Dmitry Faizullin

Personal information
- Date of birth: 18 February 1991 (age 35)
- Place of birth: USSR
- Position: Goalkeeper

Team information
- Current team: Dina Moscow
- Number: 12

Senior career*
- Years: Team / Apps / (Gls)
- 2007–2009: Norilsk Nickel February / 14 / (0)
- 2009–2012: Norilsk Nickel / 24 / (0)
- 2012–: Dina Moscow / 20 / (2)

International career
- 2010–: Russian / 2 / (0)

= Dmitry Faizullin =

Russian futsal player

Dmitry Eduardovich Faizullin (Дмитрий Эдуардович Файзуллин; born February 18, 1991) is a Russian futsal player.
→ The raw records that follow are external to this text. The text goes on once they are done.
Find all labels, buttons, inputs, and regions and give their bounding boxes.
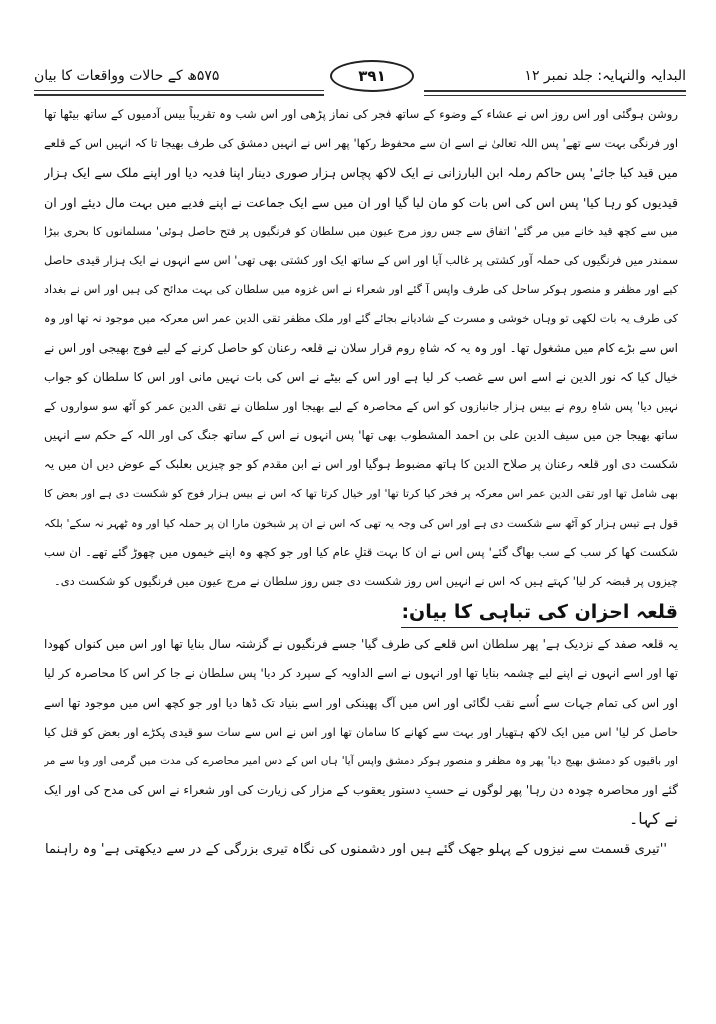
text-line: نے کہا۔ bbox=[629, 810, 678, 829]
text-line: چیزوں پر قبضہ کر لیا' کہتے ہیں کہ اس نے انہیں اس روز شکست دی جس روز سلطان نے مرج عیون میں فرنگیوں کو شکست دی۔ bbox=[54, 574, 678, 588]
text-line: سمندر میں فرنگیوں کی حملہ آور کشتی پر غالب آیا اور اس کے ساتھ ایک اور کشتی بھی تھی' اس سے انہوں نے ایک ہزار قیدی حاصل bbox=[44, 252, 678, 267]
text-line: تھا اور اسے انہوں نے اپنے لیے چشمہ بنایا تھا اور انہوں نے اسے الداویہ کے سپرد کر دیا' پس سلطان نے جا کر اس کا محاصرہ کر لیا bbox=[44, 666, 678, 681]
text-line: بھی شامل تھا اور تقی الدین عمر اس معرکہ پر فخر کیا کرتا تھا' اور خیال کرتا تھا کہ اس نے بیس ہزار فوج کو شکست دی ہے اور بعض کا bbox=[44, 487, 678, 501]
page-number: ۳۹۱ bbox=[330, 60, 414, 92]
text-line: خیال کیا کہ نور الدین نے اسے اس سے غصب کر لیا ہے اور اس کے بیٹے نے اس کی بات نہیں مانی اور اس کا سلطان کو جواب bbox=[44, 369, 678, 384]
header-rule-right bbox=[424, 90, 686, 96]
text-line: کیے اور مظفر و منصور ہوکر ساحل کی طرف واپس آ گئے اور شعراء نے اس غزوہ میں سلطان کی بہت مدائح کی ہیں اور اس نے بغداد bbox=[44, 283, 678, 297]
paragraph-2 bbox=[44, 630, 678, 834]
book-title: البدایہ والنہایہ: جلد نمبر ۱۲ bbox=[524, 68, 686, 84]
section-heading-row bbox=[44, 596, 678, 630]
text-line: حاصل کر لیا' اس میں ایک لاکھ ہتھیار اور بہت سے کھانے کا سامان تھا اور اس نے اس سے سات سو قیدی پکڑے اور بعض کو قتل کیا bbox=[44, 724, 678, 739]
text-line: میں سے کچھ قید خانے میں مر گئے' اتفاق سے جس روز مرج عیون میں سلطان کو فرنگیوں پر فتح حاصل ہوئی' مسلمانوں کا بحری بیڑا bbox=[44, 224, 678, 238]
text-line: اس سے بڑے کام میں مشغول تھا۔ اور وہ یہ کہ شاہِ روم قرار سلان نے قلعہ رعنان کو حاصل کرنے کے لیے فوج بھیجی اور اس نے bbox=[44, 340, 678, 355]
text-line: اور فرنگی بہت سے تھے' پس اللہ تعالیٰ نے اسے ان سے محفوظ رکھا' پھر اس نے انہیں دمشق کی طرف بھیجا تا کہ انہیں اس کے قلعے bbox=[44, 136, 678, 151]
text-line: ساتھ بھیجا جن میں سیف الدین علی بن احمد المشطوب بھی تھا' پس انہوں نے اس کے ساتھ جنگ کی اور اللہ کے حکم سے انہیں bbox=[44, 428, 678, 443]
text-line: اور اس کی تمام جہات سے اُسے نقب لگائی اور اس میں آگ پھینکی اور اسے بنیاد تک ڈھا دیا اور جو کچھ اس میں موجود تھا اسے bbox=[44, 695, 678, 710]
paragraph-1 bbox=[44, 100, 678, 596]
body-text bbox=[44, 100, 678, 864]
page-header bbox=[34, 58, 686, 94]
text-line: شکست کھا کر سب کے سب بھاگ گئے' پس اس نے ان کا بہت قتلِ عام کیا اور جو کچھ وہ اپنے خیموں میں چھوڑ گئے تھے۔ ان سب bbox=[44, 544, 678, 559]
text-line: نہیں دیا' پس شاہِ روم نے بیس ہزار جانبازوں کو اس کے محاصرہ کے لیے بھیجا اور سلطان نے تقی الدین عمر کو آٹھ سو سواروں کے bbox=[44, 398, 678, 413]
header-rule-left bbox=[34, 90, 324, 96]
section-heading: قلعہ احزان کی تباہی کا بیان: bbox=[401, 598, 678, 628]
text-line: یہ قلعہ صفد کے نزدیک ہے' پھر سلطان اس قلعے کی طرف گیا' جسے فرنگیوں نے گزشتہ سال بنایا تھا اور اس میں کنواں کھودا bbox=[44, 637, 678, 652]
verse-line: ''تیری قسمت سے نیزوں کے پہلو جھک گئے ہیں اور دشمنوں کی نگاہ تیری بزرگی کے در سے دیکھتی ہے' وہ راہنما bbox=[45, 841, 667, 857]
text-line: کی طرف یہ بات لکھی تو وہاں خوشی و مسرت کے شادیانے بجائے گئے اور ملک مظفر تقی الدین عمر اس معرکہ میں موجود نہ تھا اور وہ bbox=[44, 312, 678, 326]
text-line: روشن ہوگئی اور اس روز اس نے عشاء کے وضوء کے ساتھ فجر کی نماز پڑھی اور اس شب وہ تقریباً بیس آدمیوں کے ساتھ بیٹھا تھا bbox=[44, 107, 678, 121]
chapter-title: ۵۷۵ھ کے حالات وواقعات کا بیان bbox=[34, 68, 220, 84]
text-line: شکست دی اور قلعہ رعنان پر صلاح الدین کا ہاتھ مضبوط ہوگیا اور اس نے ابن مقدم کو جو چیزیں بعلبک کے عوض دیں ان میں یہ bbox=[44, 457, 678, 472]
text-line: گئے اور محاصرہ چودہ دن رہا' پھر لوگوں نے حسبِ دستور یعقوب کے مزار کی زیارت کی اور شعراء نے اس کی مدح کی اور ایک bbox=[44, 783, 678, 798]
text-line: اور باقیوں کو دمشق بھیج دیا' پھر وہ مظفر و منصور ہوکر دمشق واپس آیا' ہاں اس کے دس امیر محاصرے کی مدت میں گرمی اور وبا سے مر bbox=[44, 754, 678, 767]
text-line: قیدیوں کو رہا کیا' پس اس کی اس بات کو مان لیا گیا اور ان میں سے ایک جماعت نے اپنے فدیے میں بہت مال دیئے اور ان bbox=[44, 194, 678, 210]
text-line: قول ہے تیس ہزار کو آٹھ سے شکست دی ہے اور اس کی وجہ یہ تھی کہ اس نے ان پر شبخون مارا ان پر حملہ کیا اور وہ ٹھہر نہ سکے' بلکہ bbox=[44, 516, 678, 530]
text-line: میں قید کیا جائے' پس حاکم رملہ ابن البارزانی نے ایک لاکھ پچاس ہزار صوری دینار اپنا فدیہ دیا اور اپنے ملک سے ایک ہزار bbox=[44, 165, 678, 181]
He plays as a goalkeeper for the Moscow club Dina Moscow and the Russian national futsal team.

==Biography==
Faizullin has been playing in "Norilsk Nickel" since 2007, in the first team - since 2009. In the 2010/11 season he became the first goalkeeper in Norilsk.
In May 2010, the young goalkeeper was invited to play in the Russian national futsal team for an exhibition game against Japan. His debut in the national team took place in the second game. That year he also became a member of the Russian national team for the Student's World Championship. The national team won the silver medal, and Faizullin was voted the best goalkeeper of the tournament.